There are many benefits to adding a homemade water feature to a garden. Water features create a trickling sound that is pleasant to the ear and create visual interest in the garden. Additionally, water features attract wildlife such as birds and squirrels that bathe, drink and play in the water. A homemade water feature is much less expensive to add to your garden and maintain than a store-bought water feature.
According to "A Short History of Water Gardening" by Kit Knotts, fossil records show that aquatic species are among the first flowing plants. Pictures painted on ancient Egyptian tombs show that the pharoahs kept pools filled with floating lotus plants in the earliest form of ornamental water gardening. Water features were a major facet of gardening in ancient Middle Eastern cultures, and later in Japanese gardens. The medieval formal garden with pond features were popularized by crusaders who brought ideas to Europe from the Middle East. Interest in water features was later renewed when travelers in the 1700s brought exotic plants. The craze for water lilies, including giant species from the Amazon region in the 1800s, kept this interest strong.
According to the website Aquascape.com, a water feature can become a focal point for a garden and a place where the gardener can unwind.
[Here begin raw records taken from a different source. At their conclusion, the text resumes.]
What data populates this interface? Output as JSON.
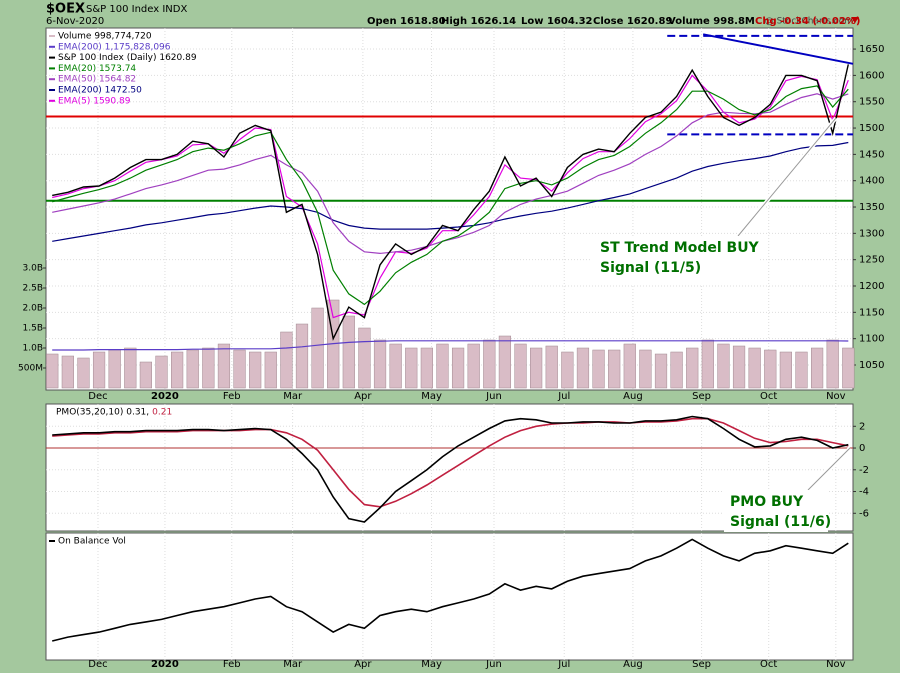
{
  "header": {
    "symbol": "$OEX",
    "name": "S&P 100 Index INDX",
    "date": "6-Nov-2020",
    "quote": [
      "Open 1618.80",
      "High 1626.14",
      "Low 1604.32",
      "Close 1620.89",
      "Volume 998.8M",
      "Chg -0.34 (-0.02%)"
    ],
    "credit": "@ StockCharts.com"
  },
  "chart_data": [
    {
      "type": "line",
      "grid": true,
      "x": [
        0,
        1,
        2,
        3,
        4,
        5,
        6,
        7,
        8,
        9,
        10,
        11,
        12,
        13,
        14,
        15,
        16,
        17,
        18,
        19,
        20,
        21,
        22,
        23,
        24,
        25,
        26,
        27,
        28,
        29,
        30,
        31,
        32,
        33,
        34,
        35,
        36,
        37,
        38,
        39,
        40,
        41,
        42,
        43,
        44,
        45,
        46,
        47,
        48,
        49,
        50,
        51
      ],
      "xlim": [
        -0.4,
        51.3
      ],
      "xticks": [
        {
          "value": 2.93,
          "label": "Dec"
        },
        {
          "value": 7.22,
          "label": "2020"
        },
        {
          "value": 11.5,
          "label": "Feb"
        },
        {
          "value": 15.4,
          "label": "Mar"
        },
        {
          "value": 19.9,
          "label": "Apr"
        },
        {
          "value": 24.3,
          "label": "May"
        },
        {
          "value": 28.3,
          "label": "Jun"
        },
        {
          "value": 32.8,
          "label": "Jul"
        },
        {
          "value": 37.2,
          "label": "Aug"
        },
        {
          "value": 41.6,
          "label": "Sep"
        },
        {
          "value": 45.9,
          "label": "Oct"
        },
        {
          "value": 50.2,
          "label": "Nov"
        }
      ],
      "ylim": [
        1002.5,
        1690
      ],
      "yticks": [
        1050,
        1100,
        1150,
        1200,
        1250,
        1300,
        1350,
        1400,
        1450,
        1500,
        1550,
        1600,
        1650
      ],
      "y2lim": [
        -50000000,
        9000000000
      ],
      "y2ticks": [
        {
          "value": 500000000,
          "label": "500M"
        },
        {
          "value": 1000000000,
          "label": "1.0B"
        },
        {
          "value": 1500000000,
          "label": "1.5B"
        },
        {
          "value": 2000000000,
          "label": "2.0B"
        },
        {
          "value": 2500000000,
          "label": "2.5B"
        },
        {
          "value": 3000000000,
          "label": "3.0B"
        }
      ],
      "series": [
        {
          "name": "Volume 998,774,720",
          "type": "bar",
          "axis": "y2",
          "color": "#d9bcc6",
          "values": [
            850000000.0,
            800000000.0,
            750000000.0,
            900000000.0,
            950000000.0,
            1000000000.0,
            650000000.0,
            800000000.0,
            900000000.0,
            950000000.0,
            1000000000.0,
            1100000000.0,
            950000000.0,
            900000000.0,
            900000000.0,
            1400000000.0,
            1600000000.0,
            2000000000.0,
            2200000000.0,
            1800000000.0,
            1500000000.0,
            1200000000.0,
            1100000000.0,
            1000000000.0,
            1000000000.0,
            1100000000.0,
            1000000000.0,
            1100000000.0,
            1200000000.0,
            1300000000.0,
            1100000000.0,
            1000000000.0,
            1050000000.0,
            900000000.0,
            1000000000.0,
            950000000.0,
            950000000.0,
            1100000000.0,
            950000000.0,
            850000000.0,
            900000000.0,
            1000000000.0,
            1200000000.0,
            1100000000.0,
            1050000000.0,
            1000000000.0,
            950000000.0,
            900000000.0,
            900000000.0,
            1000000000.0,
            1200000000.0,
            1000000000.0
          ]
        },
        {
          "name": "EMA(200) 1,175,828,096",
          "axis": "y2",
          "color": "#5a3cc8",
          "values": [
            950000000.0,
            950000000.0,
            950000000.0,
            960000000.0,
            960000000.0,
            960000000.0,
            960000000.0,
            960000000.0,
            960000000.0,
            970000000.0,
            970000000.0,
            980000000.0,
            980000000.0,
            980000000.0,
            980000000.0,
            1000000000.0,
            1030000000.0,
            1070000000.0,
            1110000000.0,
            1140000000.0,
            1160000000.0,
            1170000000.0,
            1180000000.0,
            1180000000.0,
            1180000000.0,
            1180000000.0,
            1180000000.0,
            1180000000.0,
            1180000000.0,
            1180000000.0,
            1180000000.0,
            1180000000.0,
            1180000000.0,
            1180000000.0,
            1180000000.0,
            1180000000.0,
            1180000000.0,
            1180000000.0,
            1180000000.0,
            1180000000.0,
            1180000000.0,
            1180000000.0,
            1180000000.0,
            1180000000.0,
            1180000000.0,
            1180000000.0,
            1180000000.0,
            1180000000.0,
            1180000000.0,
            1180000000.0,
            1180000000.0,
            1176000000.0
          ]
        },
        {
          "name": "S&P 100 Index (Daily) 1620.89",
          "color": "#000000",
          "values": [
            1372,
            1378,
            1388,
            1390,
            1405,
            1425,
            1440,
            1440,
            1450,
            1475,
            1470,
            1445,
            1490,
            1505,
            1495,
            1340,
            1355,
            1260,
            1100,
            1160,
            1140,
            1240,
            1280,
            1260,
            1275,
            1315,
            1305,
            1345,
            1380,
            1445,
            1390,
            1405,
            1370,
            1425,
            1450,
            1460,
            1455,
            1490,
            1520,
            1530,
            1560,
            1610,
            1560,
            1520,
            1505,
            1520,
            1545,
            1600,
            1600,
            1590,
            1490,
            1620.89
          ]
        },
        {
          "name": "EMA(20) 1573.74",
          "color": "#008000",
          "values": [
            1360,
            1368,
            1376,
            1383,
            1392,
            1405,
            1420,
            1430,
            1440,
            1455,
            1462,
            1458,
            1470,
            1485,
            1492,
            1440,
            1400,
            1340,
            1230,
            1185,
            1165,
            1190,
            1225,
            1245,
            1260,
            1285,
            1295,
            1315,
            1340,
            1385,
            1395,
            1400,
            1392,
            1405,
            1425,
            1440,
            1448,
            1465,
            1490,
            1510,
            1535,
            1570,
            1570,
            1555,
            1535,
            1525,
            1535,
            1560,
            1575,
            1580,
            1540,
            1573.74
          ]
        },
        {
          "name": "EMA(50) 1564.82",
          "color": "#a040c0",
          "values": [
            1340,
            1346,
            1352,
            1358,
            1365,
            1375,
            1385,
            1392,
            1400,
            1410,
            1420,
            1422,
            1430,
            1440,
            1448,
            1430,
            1415,
            1380,
            1320,
            1285,
            1265,
            1262,
            1265,
            1268,
            1275,
            1285,
            1292,
            1302,
            1315,
            1340,
            1355,
            1365,
            1372,
            1380,
            1395,
            1410,
            1420,
            1432,
            1450,
            1465,
            1485,
            1510,
            1525,
            1530,
            1528,
            1527,
            1530,
            1545,
            1558,
            1565,
            1555,
            1564.82
          ]
        },
        {
          "name": "EMA(200) 1472.50",
          "color": "#000080",
          "values": [
            1285,
            1290,
            1295,
            1300,
            1305,
            1310,
            1316,
            1320,
            1325,
            1330,
            1335,
            1338,
            1343,
            1348,
            1352,
            1350,
            1347,
            1340,
            1325,
            1315,
            1310,
            1308,
            1308,
            1308,
            1308,
            1310,
            1312,
            1315,
            1320,
            1327,
            1333,
            1338,
            1342,
            1348,
            1355,
            1362,
            1368,
            1375,
            1385,
            1395,
            1405,
            1418,
            1427,
            1433,
            1438,
            1442,
            1447,
            1455,
            1462,
            1466,
            1467,
            1472.5
          ]
        },
        {
          "name": "EMA(5) 1590.89",
          "color": "#e000e0",
          "values": [
            1368,
            1375,
            1385,
            1390,
            1400,
            1418,
            1435,
            1440,
            1447,
            1468,
            1470,
            1452,
            1478,
            1500,
            1497,
            1370,
            1350,
            1280,
            1140,
            1150,
            1145,
            1215,
            1265,
            1262,
            1272,
            1305,
            1305,
            1335,
            1370,
            1430,
            1405,
            1402,
            1380,
            1415,
            1442,
            1455,
            1455,
            1480,
            1512,
            1527,
            1552,
            1600,
            1570,
            1530,
            1510,
            1517,
            1540,
            1590,
            1598,
            1592,
            1515,
            1590.89
          ]
        }
      ],
      "lines": [
        {
          "value": 1522,
          "color": "#e00000"
        },
        {
          "value": 1362,
          "color": "#008000"
        }
      ],
      "segments": [
        {
          "x": [
            39.4,
            51.3
          ],
          "values": [
            1675,
            1675
          ],
          "color": "#0000c0",
          "dashed": true
        },
        {
          "x": [
            39.4,
            51.3
          ],
          "values": [
            1488,
            1488
          ],
          "color": "#0000c0",
          "dashed": true
        },
        {
          "x": [
            41.7,
            51.3
          ],
          "values": [
            1678,
            1622
          ],
          "color": "#0000c0",
          "dashed": false
        }
      ],
      "annotations": [
        {
          "lines": [
            "ST Trend Model BUY",
            "Signal (11/5)"
          ]
        }
      ]
    },
    {
      "type": "line",
      "grid": true,
      "legend": "inline",
      "x": [
        0,
        1,
        2,
        3,
        4,
        5,
        6,
        7,
        8,
        9,
        10,
        11,
        12,
        13,
        14,
        15,
        16,
        17,
        18,
        19,
        20,
        21,
        22,
        23,
        24,
        25,
        26,
        27,
        28,
        29,
        30,
        31,
        32,
        33,
        34,
        35,
        36,
        37,
        38,
        39,
        40,
        41,
        42,
        43,
        44,
        45,
        46,
        47,
        48,
        49,
        50,
        51
      ],
      "xlim": [
        -0.4,
        51.3
      ],
      "ylim": [
        -7.63,
        4.05
      ],
      "yticks": [
        2,
        0,
        -2,
        -4,
        -6
      ],
      "series": [
        {
          "name": "PMO(35,20,10) 0.31,",
          "color": "#000000",
          "values": [
            1.2,
            1.3,
            1.4,
            1.4,
            1.5,
            1.5,
            1.6,
            1.6,
            1.6,
            1.7,
            1.7,
            1.6,
            1.7,
            1.8,
            1.7,
            0.8,
            -0.5,
            -2,
            -4.5,
            -6.5,
            -6.8,
            -5.5,
            -4,
            -3,
            -2,
            -0.8,
            0.2,
            1,
            1.8,
            2.5,
            2.7,
            2.6,
            2.3,
            2.3,
            2.4,
            2.4,
            2.3,
            2.3,
            2.5,
            2.5,
            2.6,
            2.9,
            2.7,
            1.8,
            0.8,
            0.1,
            0.2,
            0.8,
            1.0,
            0.7,
            0.0,
            0.31
          ]
        },
        {
          "name": "0.21",
          "color": "#c02040",
          "values": [
            1.1,
            1.2,
            1.3,
            1.3,
            1.4,
            1.4,
            1.5,
            1.5,
            1.5,
            1.6,
            1.6,
            1.6,
            1.6,
            1.7,
            1.7,
            1.4,
            0.8,
            -0.2,
            -2,
            -3.8,
            -5.2,
            -5.4,
            -4.9,
            -4.2,
            -3.4,
            -2.5,
            -1.6,
            -0.7,
            0.2,
            1,
            1.6,
            2,
            2.2,
            2.3,
            2.3,
            2.4,
            2.4,
            2.3,
            2.4,
            2.4,
            2.5,
            2.7,
            2.7,
            2.3,
            1.6,
            0.9,
            0.5,
            0.6,
            0.8,
            0.8,
            0.5,
            0.21
          ]
        }
      ],
      "lines": [
        {
          "value": 0,
          "color": "#b03030"
        }
      ],
      "annotations": [
        {
          "lines": [
            "PMO BUY",
            "Signal (11/6)"
          ]
        }
      ]
    },
    {
      "type": "line",
      "grid": true,
      "x": [
        0,
        1,
        2,
        3,
        4,
        5,
        6,
        7,
        8,
        9,
        10,
        11,
        12,
        13,
        14,
        15,
        16,
        17,
        18,
        19,
        20,
        21,
        22,
        23,
        24,
        25,
        26,
        27,
        28,
        29,
        30,
        31,
        32,
        33,
        34,
        35,
        36,
        37,
        38,
        39,
        40,
        41,
        42,
        43,
        44,
        45,
        46,
        47,
        48,
        49,
        50,
        51
      ],
      "xlim": [
        -0.4,
        51.3
      ],
      "ylim": [
        0,
        100
      ],
      "series": [
        {
          "name": "On Balance Vol",
          "color": "#000000",
          "values": [
            15,
            18,
            20,
            22,
            25,
            28,
            30,
            32,
            35,
            38,
            40,
            42,
            45,
            48,
            50,
            42,
            38,
            30,
            22,
            28,
            25,
            35,
            38,
            40,
            38,
            42,
            45,
            48,
            52,
            60,
            55,
            58,
            56,
            62,
            66,
            68,
            70,
            72,
            78,
            82,
            88,
            95,
            88,
            82,
            78,
            84,
            86,
            90,
            88,
            86,
            84,
            92
          ]
        }
      ]
    }
  ]
}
Water features attract birds, butterflies and other wildlife that many gardeners enjoy observing. At the same time, the splash of water creates a relaxing sound that can soothe the senses.
The style of water feature can vary greatly based on the landscaper's available space and tastes. Water features can include a small fountain tucked into the corner of a balcony, a large garden pond or reflecting pool filled with lily pads, a so-called "pondless" waterfall that emerges from rock and seemingly disappears into the ground, or even a simple bowl of water in a Zen garden.
Although the style of water feature might vary, most water features have some common elements. Water is always present in a water feature. The water is typically contained in some way. Large pools, streams and pondless features can be dug into the ground or sculpted into a hillside using a pre-formed plastic liner or a tough plastic film. Half-barrel pools, such as the kind made from a whiskey barrel, can also be lined in this way. Water features that contain moving or falling water can utilize a pump system to circulate this water. Fountains might contain their water in bowls, but will still circulate water using a pump system.
A number of misconceptions about water features prevent gardeners from installing a feature, or enjoying one once it has been installed. One common misconception is the idea that a pond's ecosystem will maintain itself once it has been set up. Conversely to this is the idea that a pond requires constant maintenance. The truth is that pond maintenance is a balance between these two extremes.